外貨預金の積立は老後資金の準備に向いた商品か?

最近は外貨預金の積立サービスをやっている銀行もあるようです。ということは、外貨預金を使って老後資金の準備をすることも可能だということですね。

ただ、利用できるというのと、利用価値があるというのはまた別問題です。外貨預金の積立を使って老後資金の準備をするのは合理的な選択なのでしょうか。

ちょっと考えてみましょう。

外貨預金の積立ができる銀行の例

外貨預金を使って老後資金を準備することの是非について考える前に、どんな形で外貨預金の積立ができるのか、一つ例を見て起きましょう。具体的には、楽天銀行の「外貨定期預金の積立購入」というサービスについてみていきます。

まず、この商品ですが、月々3,000円から積立を行うことができます。普通預金ではなく定期預金として積み立てるサービスです。毎月一定額で、外貨定期預金を組んでいくというイメージですね。

小額で始められるのは、一つのメリットと言えるでしょう。他の商品と組み合わせやすくなりますからね。

多少金利が良い定期預金で積み立てられるのも、メリットの一つかもしれません。老後資金として準備するなら長期運用が基本です。そうであれば普通預金よりは多少金利の良い定期預金の方がいいはずですからね。

取り扱う通貨は、米ドル、ユーロ、豪ドル、英ポンド、NZドル、南アフリカ・ランド、人民元の7つです。これを書いている時点の1年もの定期の金利で見ると、ユーロの年0.02%が最低で、南アフリカ・ランドの年5.15%が最高の金利のようです。

ユーロの年0.02%は円建ての定期預金と大差が無い印象ですね。為替のリスクを取ってまで預ける価値があるとは思えません。その一方で、南アフリカ・ランドの年5.15%は、なかなか有利な商品のようにも見えます。

ちなみに積み立てるのは外貨の定期預金なので、当然ですが満期があります。その場合はどうなるかと言うと、自動継続のシステムがあるようです。

まあ、大雑把に言うと、大体こんな感じです。

金利が良い南アフリカ・ランドは有利なのか?

金利が低い米ドルやユーロは論外としても、南アフリカ・ランドは一見有利なように見えます。

これを書いている時点では、日本の10年物の国債でも表面利率は年0.4%程度です。ということは、たった1年の定期でその10倍以上の金利がつくということです。

一般的には、運用期間が長い金融商品ほど金利は高くなります。ですから、1年の定期預金の方がこんなに金利が高いのは、かなり驚くべきことなのです。

ですから、この数字を見て、外貨預金に投資しようと思う方もいらっしゃるでしょう。

ただ、実は、この金利差は必ずしも南アフリカ・ランドの方が有利なことを意味しません。
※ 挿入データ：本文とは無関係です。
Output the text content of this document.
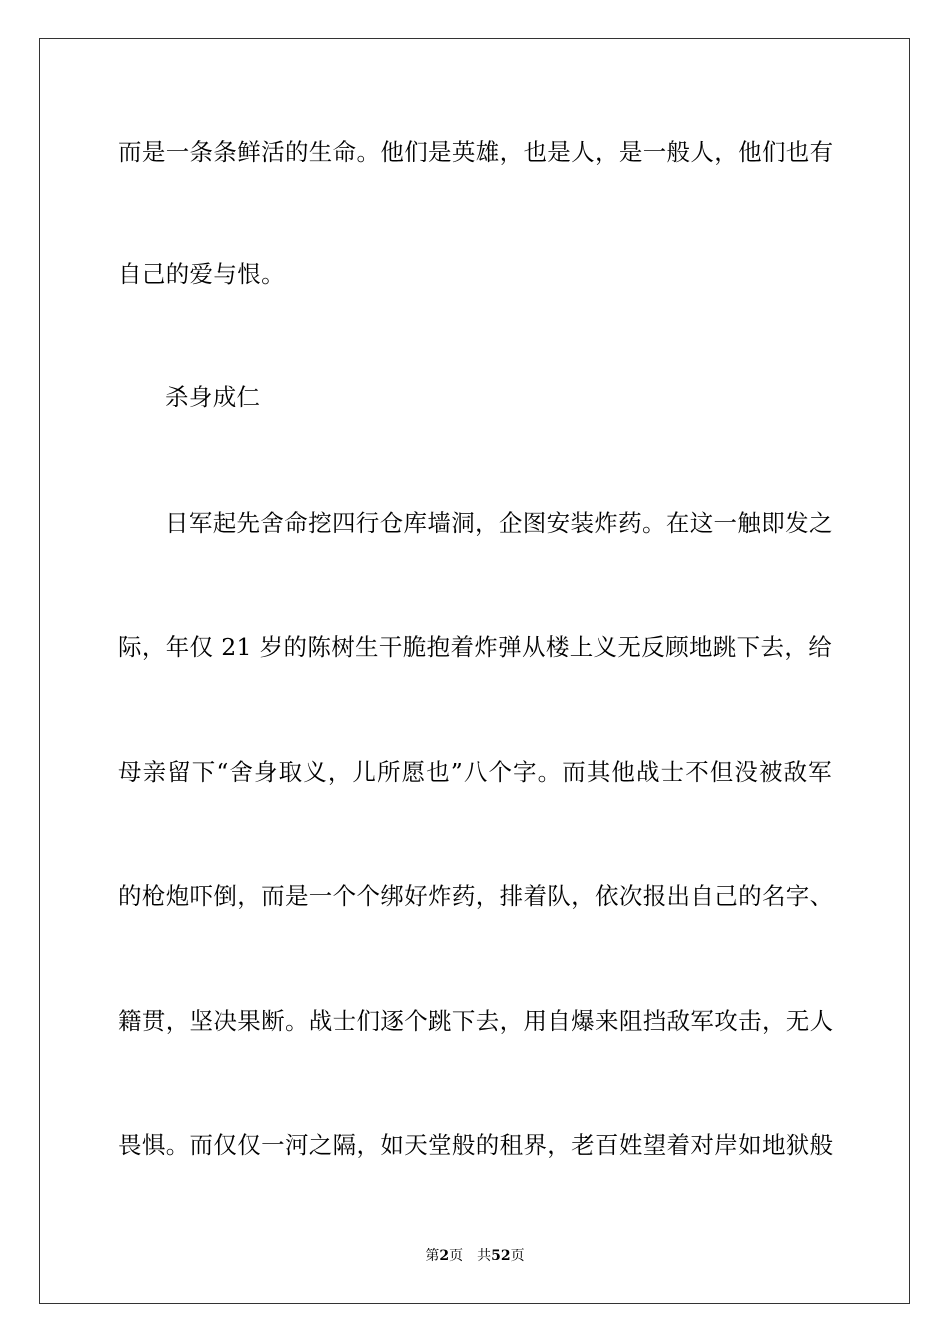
而是一条条鲜活的生命。他们是英雄，也是人，是一般人，他们也有
自己的爱与恨。
杀身成仁
日军起先舍命挖四行仓库墙洞，企图安装炸药。在这一触即发之
际，年仅 21 岁的陈树生干脆抱着炸弹从楼上义无反顾地跳下去，给
母亲留下“舍身取义，儿所愿也”八个字。而其他战士不但没被敌军
的枪炮吓倒，而是一个个绑好炸药，排着队，依次报出自己的名字、
籍贯，坚决果断。战士们逐个跳下去，用自爆来阻挡敌军攻击，无人
畏惧。而仅仅一河之隔，如天堂般的租界，老百姓望着对岸如地狱般
第2页 共52页
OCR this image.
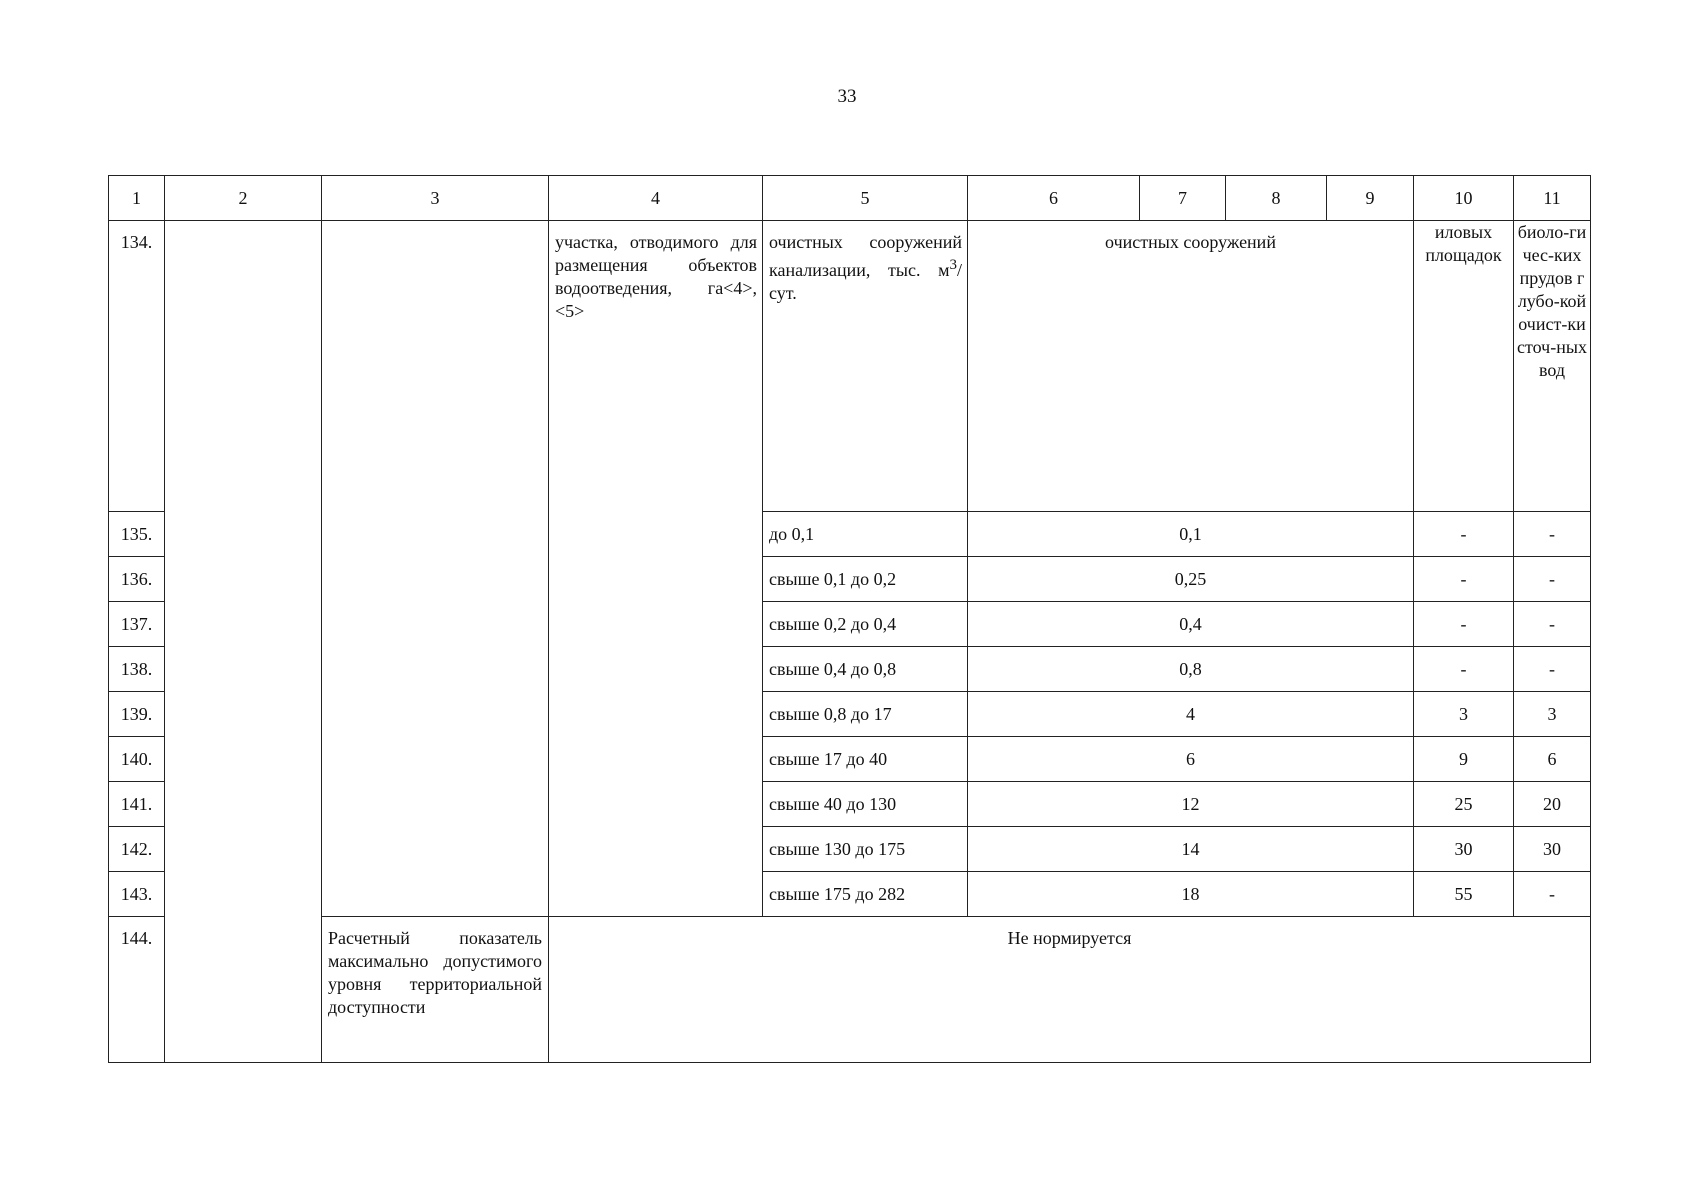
33
1	2	3	4	5	6	7	8	9	10	11
134.			участка, отводимого для размещения объектов водоотведения, га<4>, <5>	очистных сооружений канализации, тыс. $м^3$/сут.	очистных сооружений				иловых площадок	биоло-гичес-ких прудов глубо-кой очист-ки сточ-ных вод
135.				до 0,1	0,1				-	-
136.				свыше 0,1 до 0,2	0,25				-	-
137.				свыше 0,2 до 0,4	0,4				-	-
138.				свыше 0,4 до 0,8	0,8				-	-
139.				свыше 0,8 до 17	4				3	3
140.				свыше 17 до 40	6				9	6
141.				свыше 40 до 130	12				25	20
142.				свыше 130 до 175	14				30	30
143.				свыше 175 до 282	18				55	-
144.		Расчетный показатель максимально допустимого уровня территориальной доступности	Не нормируется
一般的には、金利差がある場合は、為替はそれを打ち消す方向に動くからです。

もちろん、あくまでそういう傾向があるという話ですから、為替が反対に動いてさらに儲かる可能性もありますけどね。理論的には見た目の金利差ほど有利ではないということです。

さらに言うと、外貨預金はそもそも金利が低めに設定されていることが多いです。特にメガバンクの外貨預金は酷いものです。ですから、金利と言う面では、外貨預金は不利な商品という言い方も出来ます。

実はこのことは簡単にチェックできます。

楽天証券で取り扱っている南アフリカ・ランドのMMF の金利をチェックすると、これを書いている時点で年5.584%であることが分かります。つまり、0.4%ほどですがMMF の方が有利なのです。

MMF と言うのは、定期預金のように途中で解約しにくいなどの縛りがありません。ですから、金融の常識で考えると、定期預金の方が金利がよくないといけないのです。

ネット銀行である楽天銀行ですら、外貨預金は不利に設定されています。メガバンクだとさらに酷いことになっているのは容易に想像がつきますね。

外貨を組み込むのは悪くないが

老後資金の準備をするのに、外貨建ての商品を組み込むのは悪いことではありません。ただ、外貨建ての商品の中でも、外貨預金は筋が悪い商品だと言えるでしょう。

外貨建ての商品に興味を持ったのなら、外貨預金以外の金融商品を考えてみると良いでしょう。その方が賢明な選択だと思います。

例えば、海外の債券や株式に投資する投資信託なども選択肢として考えられます。この場合は、私たちが投資する段階では円建てですが、運用は外貨建てで行われるので、結局外貨建ての商品を買ったのと同じ効果が得られます。

もっとも、投資信託は投資信託で、いい点も悪移転もあります。ですから、慎重に検討することは必要でしょう。まあ、全般的には、外貨預金よりはマシだと思いますけど。